SANTIAGO DEL ESTERO. — La última edición del Festival de la Chacarera, celebrada en los primeros días de enero, dejó un sabor agridulce para uno de sus principales impulsores. Jorge Luis Carabajal, músico con 36 años de trayectoria y referente de la peña La Fisura, rompió el silencio para explicar el complejo presente económico que afronta debido a los saldos negativos del evento.
Una apuesta cultural frente al balance financiero
El festival fue elogiado por el público por su calidad y por rescatar la esencia pura del folklore santiagueño. Sin embargo, Carabajal explicó que la decisión de mantener una programación estrictamente folklórica, sin recurrir a géneros comerciales o masivos para asegurar la rentabilidad, tuvo un costo elevado.

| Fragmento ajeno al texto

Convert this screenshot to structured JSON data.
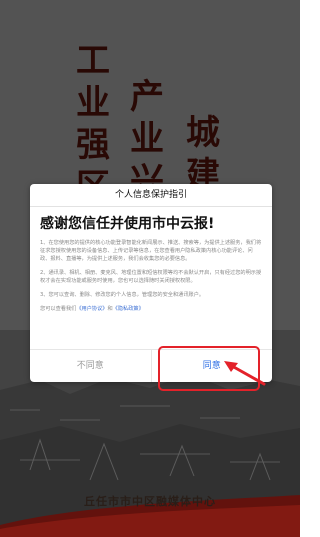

- Autogestión: El evento es una iniciativa independiente, sin el respaldo de grandes estructuras financieras.
- Deudas con proveedores: Tras el cierre, quedaron compromisos económicos pendientes que el músico ha asumido como responsabilidad personal.
- Situación familiar: Carabajal señaló que, al no contar con un ingreso fijo, lo recaudado en sus presentaciones habituales se destina íntegramente al sustento de su familia, lo que le impide cubrir los gastos de producción remanentes.
"No estoy pidiendo dinero"
Con el objetivo de despejar malentendidos, el artista fue tajante respecto a su pedido público. Su intención no es obtener donaciones, sino generar oportunidades laborales que le permitan honrar sus deudas y estabilizar su economía doméstica.
"No estoy pidiendo dinero. Mi pedido se limita a conseguir trabajo. Lo que obtengo de mis presentaciones apenas permite sostener a mi familia", aclaró el músico.
El desafío de la cultura independiente
El caso de Jorge Luis pone de manifiesto la fragilidad de los proyectos culturales autogestionados en el contexto actual. La defensa de la identidad y las raíces, representada en el Festival de la Chacarera, muchas veces choca con la realidad de los altos costos de sonido, iluminación, logística y seguridad que requiere un evento de tal magnitud.
La comunidad artística y sus seguidores han comenzado a replicar su mensaje en redes sociales, destacando su honestidad y su incansable aporte a la cultura de la "Madre de Ciudades".